Agriculture Minister Mark Furner earlier this year announced a ban on the transport of bees, hives and equipment across the border.

This accompanies official pronouncements that the pest outbreak in New South Wales is out of control and will never be eliminated.

Meanwhile Mr Furner has been criticised by his Opposition counterpart, Shadow Agriculture Minister Tony Perrett, over his announcement of new paperwork “to help keep the destructive varroa mite (Varroa destructor) out of Queensland.”

Mr Furner announced a new app, “the Bee 123 form on the Survey 123 app.”

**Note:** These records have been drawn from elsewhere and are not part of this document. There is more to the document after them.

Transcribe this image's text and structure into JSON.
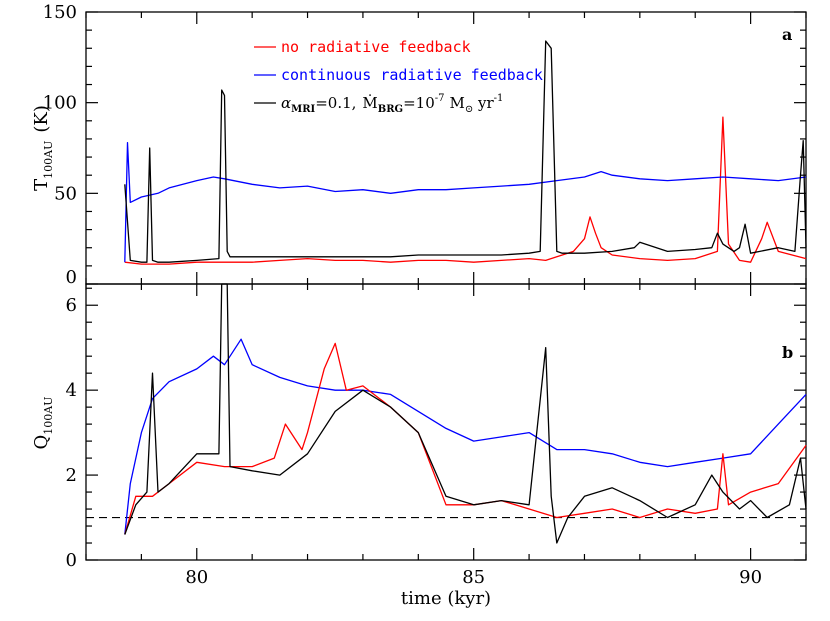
{
  "chart_data": [
    {
      "id": "a",
      "type": "line",
      "panel_label": "a",
      "xlabel": "",
      "ylabel_main": "T",
      "ylabel_sub": "100AU",
      "ylabel_unit": "(K)",
      "xlim": [
        78.0,
        91.0
      ],
      "ylim": [
        0,
        150
      ],
      "yticks": [
        0,
        50,
        100,
        150
      ],
      "grid": false,
      "legend_position": "upper-left-center",
      "legend": [
        {
          "series": "red",
          "color": "#ff0000",
          "text": "no radiative feedback"
        },
        {
          "series": "blue",
          "color": "#0000ff",
          "text": "continuous radiative feedback"
        },
        {
          "series": "black",
          "color": "#000000",
          "text_parts": {
            "alpha": "α",
            "alpha_sub": "MRI",
            "alpha_val": "=0.1,",
            "mdot": "Ṁ",
            "mdot_sub": "BRG",
            "mdot_val": "=10",
            "mdot_exp": "-7",
            "msun": "M",
            "msun_sub": "⊙",
            "unit": " yr",
            "unit_exp": "-1"
          }
        }
      ],
      "series": [
        {
          "key": "red",
          "color": "#ff0000",
          "x": [
            78.7,
            79.0,
            79.5,
            80.0,
            80.5,
            81.0,
            81.5,
            82.0,
            82.5,
            83.0,
            83.5,
            84.0,
            84.5,
            85.0,
            85.5,
            86.0,
            86.3,
            86.5,
            86.8,
            87.0,
            87.1,
            87.2,
            87.3,
            87.5,
            88.0,
            88.5,
            89.0,
            89.4,
            89.5,
            89.6,
            89.8,
            90.0,
            90.2,
            90.3,
            90.5,
            91.0
          ],
          "y": [
            12,
            11,
            11,
            12,
            12,
            12,
            13,
            14,
            13,
            13,
            12,
            13,
            13,
            12,
            13,
            14,
            13,
            15,
            18,
            25,
            37,
            28,
            20,
            16,
            14,
            13,
            14,
            18,
            92,
            22,
            13,
            12,
            25,
            34,
            18,
            14
          ]
        },
        {
          "key": "blue",
          "color": "#0000ff",
          "x": [
            78.7,
            78.75,
            78.8,
            79.0,
            79.3,
            79.5,
            80.0,
            80.3,
            80.5,
            81.0,
            81.5,
            82.0,
            82.5,
            83.0,
            83.5,
            84.0,
            84.5,
            85.0,
            85.5,
            86.0,
            86.5,
            87.0,
            87.3,
            87.5,
            88.0,
            88.5,
            89.0,
            89.5,
            90.0,
            90.5,
            91.0
          ],
          "y": [
            12,
            78,
            45,
            48,
            50,
            53,
            57,
            59,
            58,
            55,
            53,
            54,
            51,
            52,
            50,
            52,
            52,
            53,
            54,
            55,
            57,
            59,
            62,
            60,
            58,
            57,
            58,
            59,
            58,
            57,
            59
          ]
        },
        {
          "key": "black",
          "color": "#000000",
          "x": [
            78.7,
            78.8,
            79.0,
            79.1,
            79.15,
            79.2,
            79.3,
            79.5,
            80.0,
            80.4,
            80.45,
            80.5,
            80.55,
            80.6,
            81.0,
            81.5,
            82.0,
            82.5,
            83.0,
            83.5,
            84.0,
            84.5,
            85.0,
            85.5,
            86.0,
            86.2,
            86.3,
            86.4,
            86.5,
            86.6,
            87.0,
            87.5,
            87.9,
            88.0,
            88.5,
            89.0,
            89.3,
            89.4,
            89.5,
            89.7,
            89.8,
            89.9,
            90.0,
            90.5,
            90.8,
            90.9,
            90.95,
            91.0
          ],
          "y": [
            55,
            13,
            12,
            12,
            75,
            13,
            12,
            12,
            13,
            14,
            107,
            104,
            18,
            15,
            15,
            15,
            15,
            15,
            15,
            15,
            16,
            16,
            16,
            16,
            17,
            18,
            134,
            130,
            18,
            17,
            17,
            18,
            20,
            23,
            18,
            19,
            20,
            28,
            22,
            18,
            20,
            33,
            17,
            20,
            18,
            60,
            79,
            20
          ]
        }
      ]
    },
    {
      "id": "b",
      "type": "line",
      "panel_label": "b",
      "xlabel": "time (kyr)",
      "ylabel_main": "Q",
      "ylabel_sub": "100AU",
      "xlim": [
        78.0,
        91.0
      ],
      "ylim": [
        0,
        6.5
      ],
      "yticks": [
        0,
        2,
        4,
        6
      ],
      "xticks": [
        80,
        85,
        90
      ],
      "grid": false,
      "reference_line": {
        "y": 1.0,
        "style": "dashed",
        "color": "#000000"
      },
      "series": [
        {
          "key": "blue",
          "color": "#0000ff",
          "x": [
            78.7,
            78.8,
            79.0,
            79.2,
            79.5,
            80.0,
            80.3,
            80.5,
            80.8,
            81.0,
            81.5,
            82.0,
            82.5,
            83.0,
            83.5,
            84.0,
            84.5,
            85.0,
            85.5,
            86.0,
            86.5,
            87.0,
            87.5,
            88.0,
            88.5,
            89.0,
            89.5,
            90.0,
            90.5,
            91.0
          ],
          "y": [
            0.6,
            1.8,
            3.0,
            3.8,
            4.2,
            4.5,
            4.8,
            4.6,
            5.2,
            4.6,
            4.3,
            4.1,
            4.0,
            4.0,
            3.9,
            3.5,
            3.1,
            2.8,
            2.9,
            3.0,
            2.6,
            2.6,
            2.5,
            2.3,
            2.2,
            2.3,
            2.4,
            2.5,
            3.2,
            3.9
          ]
        },
        {
          "key": "red",
          "color": "#ff0000",
          "x": [
            78.7,
            78.9,
            79.2,
            79.5,
            80.0,
            80.5,
            81.0,
            81.4,
            81.6,
            81.9,
            82.0,
            82.3,
            82.5,
            82.7,
            83.0,
            83.5,
            84.0,
            84.5,
            85.0,
            85.5,
            86.0,
            86.5,
            87.0,
            87.5,
            88.0,
            88.5,
            89.0,
            89.4,
            89.5,
            89.6,
            90.0,
            90.5,
            91.0
          ],
          "y": [
            0.6,
            1.5,
            1.5,
            1.8,
            2.3,
            2.2,
            2.2,
            2.4,
            3.2,
            2.6,
            3.0,
            4.5,
            5.1,
            4.0,
            4.1,
            3.6,
            3.0,
            1.3,
            1.3,
            1.4,
            1.2,
            1.0,
            1.1,
            1.2,
            1.0,
            1.2,
            1.1,
            1.2,
            2.5,
            1.3,
            1.6,
            1.8,
            2.7
          ]
        },
        {
          "key": "black",
          "color": "#000000",
          "x": [
            78.7,
            78.9,
            79.1,
            79.2,
            79.3,
            79.5,
            80.0,
            80.4,
            80.45,
            80.55,
            80.6,
            81.0,
            81.5,
            82.0,
            82.5,
            83.0,
            83.5,
            84.0,
            84.5,
            85.0,
            85.5,
            86.0,
            86.3,
            86.4,
            86.5,
            86.7,
            87.0,
            87.5,
            88.0,
            88.5,
            89.0,
            89.3,
            89.5,
            89.8,
            90.0,
            90.3,
            90.7,
            90.9,
            91.0
          ],
          "y": [
            0.6,
            1.3,
            1.6,
            4.4,
            1.6,
            1.8,
            2.5,
            2.5,
            6.5,
            6.5,
            2.2,
            2.1,
            2.0,
            2.5,
            3.5,
            4.0,
            3.6,
            3.0,
            1.5,
            1.3,
            1.4,
            1.3,
            5.0,
            1.5,
            0.4,
            1.0,
            1.5,
            1.7,
            1.4,
            1.0,
            1.3,
            2.0,
            1.6,
            1.2,
            1.4,
            1.0,
            1.3,
            2.4,
            1.2
          ]
        }
      ]
    }
  ]
}
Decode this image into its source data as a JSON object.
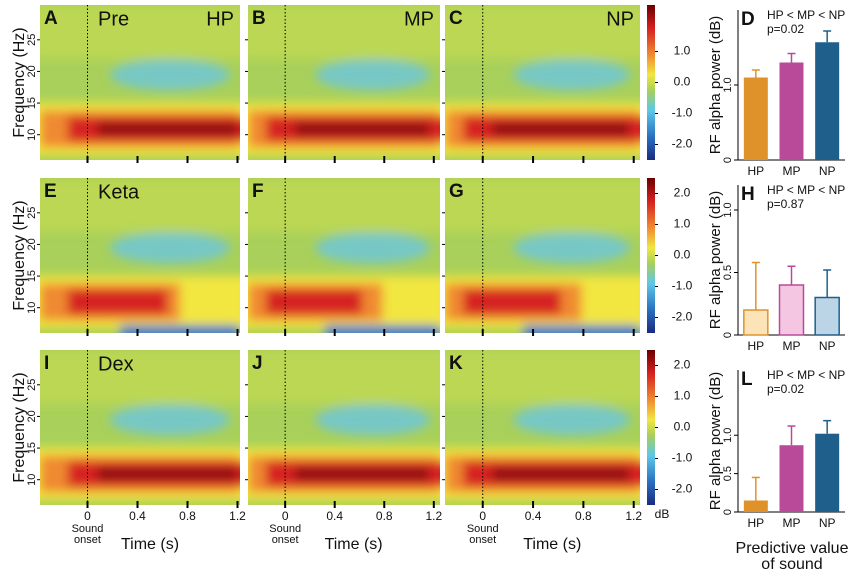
{
  "chart_data": [
    {
      "type": "heatmap",
      "panel": "A",
      "label": "Pre",
      "corner_label": "HP",
      "ylabel": "Frequency (Hz)",
      "xlim": [
        -0.38,
        1.22
      ],
      "ylim": [
        6,
        30.5
      ],
      "xticks": [
        0,
        0.4,
        0.8,
        1.2
      ],
      "yticks": [
        10,
        15,
        20,
        25
      ]
    },
    {
      "type": "heatmap",
      "panel": "B",
      "corner_label": "MP",
      "xlim": [
        -0.3,
        1.25
      ],
      "ylim": [
        6,
        30.5
      ],
      "xticks": [
        0,
        0.4,
        0.8,
        1.2
      ],
      "yticks": [
        10,
        15,
        20,
        25
      ]
    },
    {
      "type": "heatmap",
      "panel": "C",
      "corner_label": "NP",
      "xlim": [
        -0.3,
        1.25
      ],
      "ylim": [
        6,
        30.5
      ],
      "xticks": [
        0,
        0.4,
        0.8,
        1.2
      ],
      "yticks": [
        10,
        15,
        20,
        25
      ],
      "colorbar": {
        "lim": [
          -2.5,
          2.5
        ],
        "ticks": [
          {
            "value": 1,
            "label": "1.0"
          },
          {
            "value": 0,
            "label": "0.0"
          },
          {
            "value": -1,
            "label": "-1.0"
          },
          {
            "value": -2,
            "label": "-2.0"
          }
        ]
      }
    },
    {
      "type": "heatmap",
      "panel": "E",
      "label": "Keta",
      "ylabel": "Frequency (Hz)",
      "xlim": [
        -0.38,
        1.22
      ],
      "ylim": [
        6,
        30.5
      ],
      "xticks": [
        0,
        0.4,
        0.8,
        1.2
      ],
      "yticks": [
        10,
        15,
        20,
        25
      ]
    },
    {
      "type": "heatmap",
      "panel": "F",
      "xlim": [
        -0.3,
        1.25
      ],
      "ylim": [
        6,
        30.5
      ],
      "xticks": [
        0,
        0.4,
        0.8,
        1.2
      ],
      "yticks": [
        10,
        15,
        20,
        25
      ]
    },
    {
      "type": "heatmap",
      "panel": "G",
      "xlim": [
        -0.3,
        1.25
      ],
      "ylim": [
        6,
        30.5
      ],
      "xticks": [
        0,
        0.4,
        0.8,
        1.2
      ],
      "yticks": [
        10,
        15,
        20,
        25
      ],
      "colorbar": {
        "lim": [
          -2.5,
          2.5
        ],
        "ticks": [
          {
            "value": 2,
            "label": "2.0"
          },
          {
            "value": 1,
            "label": "1.0"
          },
          {
            "value": 0,
            "label": "0.0"
          },
          {
            "value": -1,
            "label": "-1.0"
          },
          {
            "value": -2,
            "label": "-2.0"
          }
        ]
      }
    },
    {
      "type": "heatmap",
      "panel": "I",
      "label": "Dex",
      "ylabel": "Frequency (Hz)",
      "xlabel": "Time (s)",
      "onset_label": "Sound onset",
      "xlim": [
        -0.38,
        1.22
      ],
      "ylim": [
        6,
        30.5
      ],
      "xticks": [
        0,
        0.4,
        0.8,
        1.2
      ],
      "yticks": [
        10,
        15,
        20,
        25
      ]
    },
    {
      "type": "heatmap",
      "panel": "J",
      "xlabel": "Time (s)",
      "onset_label": "Sound onset",
      "xlim": [
        -0.3,
        1.25
      ],
      "ylim": [
        6,
        30.5
      ],
      "xticks": [
        0,
        0.4,
        0.8,
        1.2
      ],
      "yticks": [
        10,
        15,
        20,
        25
      ]
    },
    {
      "type": "heatmap",
      "panel": "K",
      "xlabel": "Time (s)",
      "onset_label": "Sound onset",
      "xlim": [
        -0.3,
        1.25
      ],
      "ylim": [
        6,
        30.5
      ],
      "xticks": [
        0,
        0.4,
        0.8,
        1.2
      ],
      "yticks": [
        10,
        15,
        20,
        25
      ],
      "colorbar": {
        "lim": [
          -2.5,
          2.5
        ],
        "unit": "dB",
        "ticks": [
          {
            "value": 2,
            "label": "2.0"
          },
          {
            "value": 1,
            "label": "1.0"
          },
          {
            "value": 0,
            "label": "0.0"
          },
          {
            "value": -1,
            "label": "-1.0"
          },
          {
            "value": -2,
            "label": "-2.0"
          }
        ]
      }
    },
    {
      "type": "bar",
      "panel": "D",
      "subtitle": [
        "HP < MP < NP",
        "p=0.02"
      ],
      "ylabel": "RF alpha power (dB)",
      "categories": [
        "HP",
        "MP",
        "NP"
      ],
      "values": [
        1.1,
        1.3,
        1.57
      ],
      "errors": [
        0.1,
        0.12,
        0.15
      ],
      "colors": [
        "#e0922a",
        "#b94a9a",
        "#1f5f8c"
      ],
      "ylim": [
        0,
        2
      ],
      "yticks": [
        0,
        {
          "value": 1,
          "label": "1.0"
        }
      ]
    },
    {
      "type": "bar",
      "panel": "H",
      "subtitle": [
        "HP < MP < NP",
        "p=0.87"
      ],
      "ylabel": "RF alpha power (dB)",
      "categories": [
        "HP",
        "MP",
        "NP"
      ],
      "values": [
        0.2,
        0.4,
        0.3
      ],
      "errors": [
        0.38,
        0.15,
        0.22
      ],
      "colors": [
        "#fde4b8",
        "#f4c6e2",
        "#bcd5e6"
      ],
      "edge_colors": [
        "#e0922a",
        "#b94a9a",
        "#1f5f8c"
      ],
      "ylim": [
        0,
        1.2
      ],
      "yticks": [
        0,
        0.5,
        {
          "value": 1,
          "label": "1.0"
        }
      ]
    },
    {
      "type": "bar",
      "panel": "L",
      "subtitle": [
        "HP < MP < NP",
        "p=0.02"
      ],
      "ylabel": "RF alpha power (dB)",
      "xlabel": [
        "Predictive value",
        "of sound"
      ],
      "categories": [
        "HP",
        "MP",
        "NP"
      ],
      "values": [
        0.15,
        0.87,
        1.02
      ],
      "errors": [
        0.3,
        0.25,
        0.17
      ],
      "colors": [
        "#e0922a",
        "#b94a9a",
        "#1f5f8c"
      ],
      "ylim": [
        0,
        1.85
      ],
      "yticks": [
        0,
        0.5,
        {
          "value": 1,
          "label": "1.0"
        }
      ]
    }
  ]
}
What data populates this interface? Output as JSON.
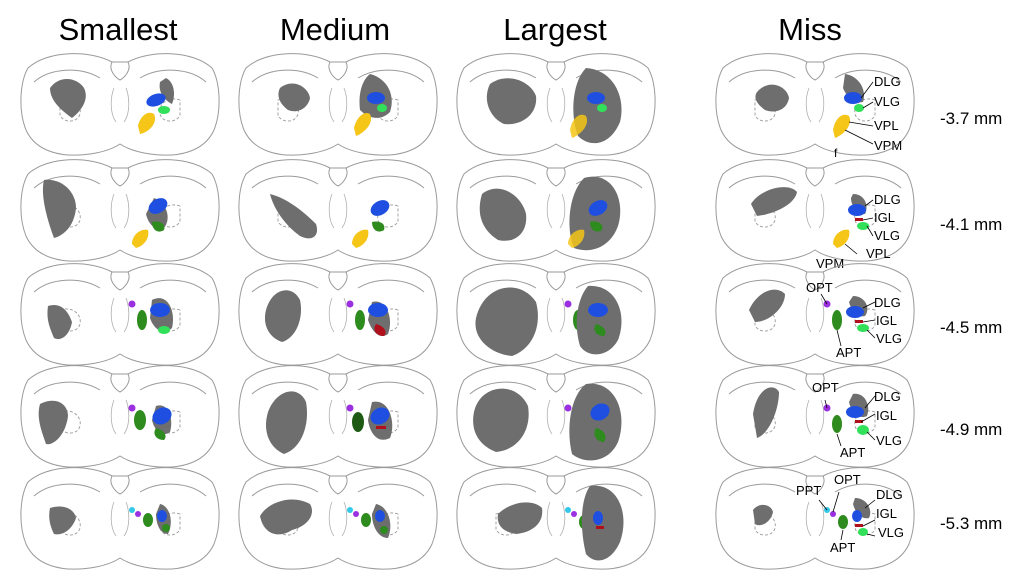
{
  "columns": [
    "Smallest",
    "Medium",
    "Largest",
    "Miss"
  ],
  "levels": [
    "-3.7 mm",
    "-4.1 mm",
    "-4.5 mm",
    "-4.9 mm",
    "-5.3 mm"
  ],
  "annotations": {
    "row1": {
      "dlg": "DLG",
      "vlg": "VLG",
      "vpl": "VPL",
      "vpm": "VPM",
      "f": "f"
    },
    "row2": {
      "dlg": "DLG",
      "igl": "IGL",
      "vlg": "VLG",
      "vpl": "VPL",
      "vpm": "VPM"
    },
    "row3": {
      "opt": "OPT",
      "dlg": "DLG",
      "igl": "IGL",
      "vlg": "VLG",
      "apt": "APT"
    },
    "row4": {
      "opt": "OPT",
      "dlg": "DLG",
      "igl": "IGL",
      "vlg": "VLG",
      "apt": "APT"
    },
    "row5": {
      "ppt": "PPT",
      "opt": "OPT",
      "dlg": "DLG",
      "igl": "IGL",
      "vlg": "VLG",
      "apt": "APT"
    }
  },
  "colors": {
    "lesion": "#6e6e6e",
    "dlg": "#1f4fe0",
    "vlg": "#33e05a",
    "igl": "#b0101c",
    "vpl": "#f5c518",
    "vpm": "#f5a800",
    "apt": "#2e8b1e",
    "opt": "#9b30e0",
    "ppt": "#33c8e8",
    "outline": "#9a9a9a"
  }
}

“Even if suspect mites are not found, information from the Bee 123 form will be used to understand the number and health of beehives in Queensland, and to demonstrate the state remains free of the pest,” Mr Furner said.

“Early detection is essential to ensure any varroa mites entering Australia are contained.”

Mr Perrett said Biosecurity issues needed more than a form and an app.

Mr Furner’s response was “all about the paperwork,” he said.

Meanwhile the other rapidly spreading “cane toad” confronting Australia, the South American fire ant, has been reported as heading north, after already spreading west and south from its original detection site, west of Brisbane.

The pest is now headed our way and has been detected at Morayfield, between Brisbane and the Sunshine Coast.